Google digital humanities $$
Google Digital Humanities Research Awards
Google has so far digitized over 12 million books in over 300 languages – a significant fraction of all books ever published. This collection, much of which was previously available only in university libraries, has helped many disciplines in the humanities. Because of this vast increase in digitized information, new avenues of literary research are now possible. We also know more could be done to facilitate this research. Sometimes humanities research consists of amassing and curating a private data set, and writing or customizing tools specifically for that data set. While that might be the quickest way to answer a particular research question, it does little to help other researchers with similar questions. We want to make it easy for people to share not just results, but the tools and intermediate data upon which future research can build. Toward these ends, Google is creating a collaborative research program to explore the digital humanities using the Google Books corpus. Disciplines of interest include (but are not limited to):
- Linguistics
- History
- Classics
- Literature
- Philosophy
- Sociology
- Archaeology
- Anthropology
Some example projects to give you an idea of what we’re thinking about:
- Building software for tracking changes in language over time
- Building software for tagging and identifying concepts, structure, or entities in text (possibly tailored to a specific domain or language)

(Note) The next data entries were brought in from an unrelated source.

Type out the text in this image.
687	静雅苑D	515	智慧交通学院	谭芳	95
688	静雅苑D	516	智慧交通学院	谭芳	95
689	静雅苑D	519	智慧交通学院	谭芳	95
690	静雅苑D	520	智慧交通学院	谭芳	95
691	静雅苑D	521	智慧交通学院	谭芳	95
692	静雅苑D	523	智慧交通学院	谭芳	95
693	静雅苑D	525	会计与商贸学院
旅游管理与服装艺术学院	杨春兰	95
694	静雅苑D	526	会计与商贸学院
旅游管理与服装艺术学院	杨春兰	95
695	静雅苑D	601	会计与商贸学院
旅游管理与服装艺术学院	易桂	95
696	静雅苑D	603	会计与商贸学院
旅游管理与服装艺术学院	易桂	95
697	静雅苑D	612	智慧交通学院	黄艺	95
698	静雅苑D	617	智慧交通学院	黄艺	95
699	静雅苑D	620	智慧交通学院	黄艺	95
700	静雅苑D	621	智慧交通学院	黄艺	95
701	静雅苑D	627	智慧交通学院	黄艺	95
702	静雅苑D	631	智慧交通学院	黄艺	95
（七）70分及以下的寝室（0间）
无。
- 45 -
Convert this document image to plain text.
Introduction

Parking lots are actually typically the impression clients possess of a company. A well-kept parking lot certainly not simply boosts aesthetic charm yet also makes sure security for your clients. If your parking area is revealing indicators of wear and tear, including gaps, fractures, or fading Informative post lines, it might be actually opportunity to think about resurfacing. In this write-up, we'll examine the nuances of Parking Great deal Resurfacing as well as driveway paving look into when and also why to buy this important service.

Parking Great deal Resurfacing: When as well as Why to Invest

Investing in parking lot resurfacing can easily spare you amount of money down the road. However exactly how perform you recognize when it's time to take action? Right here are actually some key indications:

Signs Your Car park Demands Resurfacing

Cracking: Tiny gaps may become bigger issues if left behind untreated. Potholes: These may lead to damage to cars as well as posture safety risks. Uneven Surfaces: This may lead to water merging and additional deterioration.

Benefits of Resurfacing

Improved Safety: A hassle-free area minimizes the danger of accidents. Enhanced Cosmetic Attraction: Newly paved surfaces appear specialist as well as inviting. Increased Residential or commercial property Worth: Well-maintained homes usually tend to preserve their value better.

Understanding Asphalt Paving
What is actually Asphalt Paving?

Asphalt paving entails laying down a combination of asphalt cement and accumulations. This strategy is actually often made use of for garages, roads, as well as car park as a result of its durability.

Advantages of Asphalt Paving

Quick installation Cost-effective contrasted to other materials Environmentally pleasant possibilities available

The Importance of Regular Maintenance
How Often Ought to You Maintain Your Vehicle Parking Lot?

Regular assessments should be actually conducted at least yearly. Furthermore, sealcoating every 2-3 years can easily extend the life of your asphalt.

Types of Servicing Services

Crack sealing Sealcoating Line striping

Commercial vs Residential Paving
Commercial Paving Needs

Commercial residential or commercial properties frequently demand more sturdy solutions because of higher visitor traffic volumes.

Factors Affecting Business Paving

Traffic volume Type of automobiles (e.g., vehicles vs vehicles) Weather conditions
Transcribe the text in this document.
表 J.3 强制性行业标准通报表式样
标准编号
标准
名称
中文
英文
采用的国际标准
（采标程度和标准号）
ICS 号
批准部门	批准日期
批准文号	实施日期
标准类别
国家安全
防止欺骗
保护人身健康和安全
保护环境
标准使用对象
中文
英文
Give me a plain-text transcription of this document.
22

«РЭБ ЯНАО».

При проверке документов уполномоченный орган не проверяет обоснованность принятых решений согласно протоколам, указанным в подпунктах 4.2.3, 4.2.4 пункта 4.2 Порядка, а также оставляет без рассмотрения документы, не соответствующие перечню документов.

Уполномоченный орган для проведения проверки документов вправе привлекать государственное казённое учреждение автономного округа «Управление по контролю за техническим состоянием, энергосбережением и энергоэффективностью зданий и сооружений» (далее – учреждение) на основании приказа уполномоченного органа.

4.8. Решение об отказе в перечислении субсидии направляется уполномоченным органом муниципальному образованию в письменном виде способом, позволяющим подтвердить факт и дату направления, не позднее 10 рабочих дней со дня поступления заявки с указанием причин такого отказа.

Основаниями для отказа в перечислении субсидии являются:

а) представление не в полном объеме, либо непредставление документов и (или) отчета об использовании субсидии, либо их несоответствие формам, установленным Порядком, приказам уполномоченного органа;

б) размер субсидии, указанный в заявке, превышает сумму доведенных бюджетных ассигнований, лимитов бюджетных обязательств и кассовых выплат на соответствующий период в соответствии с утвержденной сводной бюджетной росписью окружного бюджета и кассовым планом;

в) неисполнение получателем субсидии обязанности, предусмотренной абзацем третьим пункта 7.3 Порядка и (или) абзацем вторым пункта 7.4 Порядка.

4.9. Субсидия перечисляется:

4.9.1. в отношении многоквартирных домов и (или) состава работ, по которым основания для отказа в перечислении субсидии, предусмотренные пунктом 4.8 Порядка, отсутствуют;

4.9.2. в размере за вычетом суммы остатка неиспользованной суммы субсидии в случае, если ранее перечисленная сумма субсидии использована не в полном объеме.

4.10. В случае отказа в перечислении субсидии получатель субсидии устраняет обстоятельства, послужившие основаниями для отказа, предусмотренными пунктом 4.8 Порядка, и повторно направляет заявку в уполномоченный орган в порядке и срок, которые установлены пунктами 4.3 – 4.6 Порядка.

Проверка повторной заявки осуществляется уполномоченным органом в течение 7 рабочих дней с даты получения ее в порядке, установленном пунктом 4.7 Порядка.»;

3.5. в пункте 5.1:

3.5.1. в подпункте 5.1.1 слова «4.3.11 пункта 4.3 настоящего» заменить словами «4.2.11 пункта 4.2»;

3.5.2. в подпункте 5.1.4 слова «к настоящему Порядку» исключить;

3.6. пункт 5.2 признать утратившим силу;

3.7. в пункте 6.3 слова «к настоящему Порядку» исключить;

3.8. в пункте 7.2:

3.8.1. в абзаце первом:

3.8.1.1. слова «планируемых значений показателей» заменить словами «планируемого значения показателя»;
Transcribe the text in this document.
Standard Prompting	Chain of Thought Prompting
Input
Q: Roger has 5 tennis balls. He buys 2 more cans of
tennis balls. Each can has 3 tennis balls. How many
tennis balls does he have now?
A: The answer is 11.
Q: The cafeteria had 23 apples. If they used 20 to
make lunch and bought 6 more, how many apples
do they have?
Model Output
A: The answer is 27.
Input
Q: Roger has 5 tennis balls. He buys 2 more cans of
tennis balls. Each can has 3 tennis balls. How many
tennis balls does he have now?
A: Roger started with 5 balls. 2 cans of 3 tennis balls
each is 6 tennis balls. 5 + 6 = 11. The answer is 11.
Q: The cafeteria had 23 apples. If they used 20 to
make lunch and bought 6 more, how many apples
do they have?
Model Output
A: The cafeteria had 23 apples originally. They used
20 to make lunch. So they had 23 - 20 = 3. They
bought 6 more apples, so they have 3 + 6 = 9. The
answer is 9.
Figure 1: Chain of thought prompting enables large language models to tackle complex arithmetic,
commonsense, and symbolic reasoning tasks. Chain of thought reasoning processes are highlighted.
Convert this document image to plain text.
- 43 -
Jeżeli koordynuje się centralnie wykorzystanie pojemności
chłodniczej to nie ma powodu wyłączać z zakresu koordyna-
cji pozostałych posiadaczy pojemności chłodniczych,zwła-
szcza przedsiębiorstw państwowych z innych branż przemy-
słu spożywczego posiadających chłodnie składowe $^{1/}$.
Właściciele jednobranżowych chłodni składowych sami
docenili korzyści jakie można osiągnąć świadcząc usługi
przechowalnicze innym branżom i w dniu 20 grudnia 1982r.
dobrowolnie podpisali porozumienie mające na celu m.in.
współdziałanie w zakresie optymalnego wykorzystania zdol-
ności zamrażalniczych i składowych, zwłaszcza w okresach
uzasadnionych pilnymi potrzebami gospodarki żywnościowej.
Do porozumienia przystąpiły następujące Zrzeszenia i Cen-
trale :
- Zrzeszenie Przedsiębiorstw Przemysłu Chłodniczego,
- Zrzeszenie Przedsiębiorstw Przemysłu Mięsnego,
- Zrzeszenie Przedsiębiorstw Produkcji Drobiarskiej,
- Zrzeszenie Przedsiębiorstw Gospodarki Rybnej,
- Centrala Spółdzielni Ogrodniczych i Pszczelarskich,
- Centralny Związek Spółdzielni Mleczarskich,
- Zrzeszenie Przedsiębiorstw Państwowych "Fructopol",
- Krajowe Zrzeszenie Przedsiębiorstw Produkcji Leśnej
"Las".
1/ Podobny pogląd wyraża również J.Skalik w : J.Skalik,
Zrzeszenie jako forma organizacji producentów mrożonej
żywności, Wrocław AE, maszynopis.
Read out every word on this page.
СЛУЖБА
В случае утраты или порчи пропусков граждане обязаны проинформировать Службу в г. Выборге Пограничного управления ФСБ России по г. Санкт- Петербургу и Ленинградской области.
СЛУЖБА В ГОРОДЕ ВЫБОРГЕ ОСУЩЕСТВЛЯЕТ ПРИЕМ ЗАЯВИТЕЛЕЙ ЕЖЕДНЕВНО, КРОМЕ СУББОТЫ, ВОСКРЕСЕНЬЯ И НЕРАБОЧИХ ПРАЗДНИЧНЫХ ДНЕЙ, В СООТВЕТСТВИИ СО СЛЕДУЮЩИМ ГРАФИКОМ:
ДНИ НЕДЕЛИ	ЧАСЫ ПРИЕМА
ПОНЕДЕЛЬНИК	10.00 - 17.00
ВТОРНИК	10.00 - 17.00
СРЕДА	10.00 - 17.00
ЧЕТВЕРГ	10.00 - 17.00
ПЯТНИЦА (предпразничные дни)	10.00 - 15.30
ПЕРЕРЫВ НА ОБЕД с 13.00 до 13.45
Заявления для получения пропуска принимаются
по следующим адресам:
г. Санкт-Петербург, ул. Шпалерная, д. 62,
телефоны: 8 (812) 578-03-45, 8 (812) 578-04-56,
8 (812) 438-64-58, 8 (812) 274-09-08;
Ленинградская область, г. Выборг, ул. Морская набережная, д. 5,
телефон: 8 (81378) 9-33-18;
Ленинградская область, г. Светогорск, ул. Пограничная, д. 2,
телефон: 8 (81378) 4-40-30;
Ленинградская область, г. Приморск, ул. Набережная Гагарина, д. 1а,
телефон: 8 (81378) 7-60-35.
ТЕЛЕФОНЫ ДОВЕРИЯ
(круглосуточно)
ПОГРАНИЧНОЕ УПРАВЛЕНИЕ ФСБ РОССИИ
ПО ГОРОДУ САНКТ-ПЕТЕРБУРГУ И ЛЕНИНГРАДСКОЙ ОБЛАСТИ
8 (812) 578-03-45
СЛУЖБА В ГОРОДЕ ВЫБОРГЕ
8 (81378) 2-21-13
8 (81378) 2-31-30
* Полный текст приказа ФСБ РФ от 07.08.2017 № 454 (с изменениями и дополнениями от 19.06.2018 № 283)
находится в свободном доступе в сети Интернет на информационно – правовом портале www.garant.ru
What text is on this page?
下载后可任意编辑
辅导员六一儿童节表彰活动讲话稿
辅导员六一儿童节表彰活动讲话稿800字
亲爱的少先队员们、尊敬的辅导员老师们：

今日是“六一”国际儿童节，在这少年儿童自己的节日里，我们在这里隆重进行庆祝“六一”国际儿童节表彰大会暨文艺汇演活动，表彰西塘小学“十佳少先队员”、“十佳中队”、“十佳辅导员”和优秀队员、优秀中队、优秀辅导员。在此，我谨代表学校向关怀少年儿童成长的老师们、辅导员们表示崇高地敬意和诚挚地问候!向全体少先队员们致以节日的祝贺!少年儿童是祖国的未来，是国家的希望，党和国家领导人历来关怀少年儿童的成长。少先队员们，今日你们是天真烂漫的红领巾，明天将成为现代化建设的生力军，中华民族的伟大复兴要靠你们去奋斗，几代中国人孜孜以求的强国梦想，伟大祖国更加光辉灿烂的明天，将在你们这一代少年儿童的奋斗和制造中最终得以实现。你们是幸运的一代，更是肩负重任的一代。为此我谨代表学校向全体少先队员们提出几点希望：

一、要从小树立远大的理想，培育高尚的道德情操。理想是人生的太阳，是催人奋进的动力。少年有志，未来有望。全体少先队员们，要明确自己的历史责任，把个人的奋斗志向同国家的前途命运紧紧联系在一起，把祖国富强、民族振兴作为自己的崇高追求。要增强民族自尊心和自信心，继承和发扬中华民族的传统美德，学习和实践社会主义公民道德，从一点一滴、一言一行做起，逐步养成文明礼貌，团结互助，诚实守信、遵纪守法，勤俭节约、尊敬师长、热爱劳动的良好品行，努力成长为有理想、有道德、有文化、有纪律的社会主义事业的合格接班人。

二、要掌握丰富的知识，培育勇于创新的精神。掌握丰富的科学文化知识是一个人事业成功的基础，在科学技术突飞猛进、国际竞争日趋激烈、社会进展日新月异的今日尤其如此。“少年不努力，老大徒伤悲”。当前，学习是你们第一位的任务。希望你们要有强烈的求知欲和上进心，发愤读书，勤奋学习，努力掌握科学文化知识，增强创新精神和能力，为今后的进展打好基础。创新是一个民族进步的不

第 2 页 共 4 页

- Creating utilities to discover books and passages of interest to a particular discipline, with support for annotations and collaborative research
- Developing systems for crowdsourced corrections to book data (e.g., OCR text) and metadata
- Generating marked up freely usable datasets (e.g., part-of-speech tagging for little-known languages)
- The testing of a literary or historical hypothesis through innovative analysis of a book corpus
- Analysis of the generative or creative processes revealed in texts
These are one-time awards for up to US $50,000. Google may choose to renew the award for another year following review of the research at the conclusion of the first year. Where appropriate, we expect award recipients to make their software, utilities, datasets, or similar results freely available to others to use. We are requesting proposals in this area from select researchers and faculty members, and we would be delighted with your participation. We expect to make several awards under this program, and welcome proposals that include investigators from multiple organizations. Proposals that share resources or funding with other efforts are also welcome. Google may offer help in some instances by providing relevant subsets of the Google Books corpus (subject to copyright and metadata licensing) or by hosting data for researchers. For instance, we anticipate being able to provide frequency lists of words categorized by language, publication date, country, and subject; and a limited number of scans and plain text from books in the public domain. If your research requires a specific data set, feel free to contact Jon Orwant (orwant@google.com) about availability.
*interesting that two of the examples pertain to language documentation–linguists are you looking!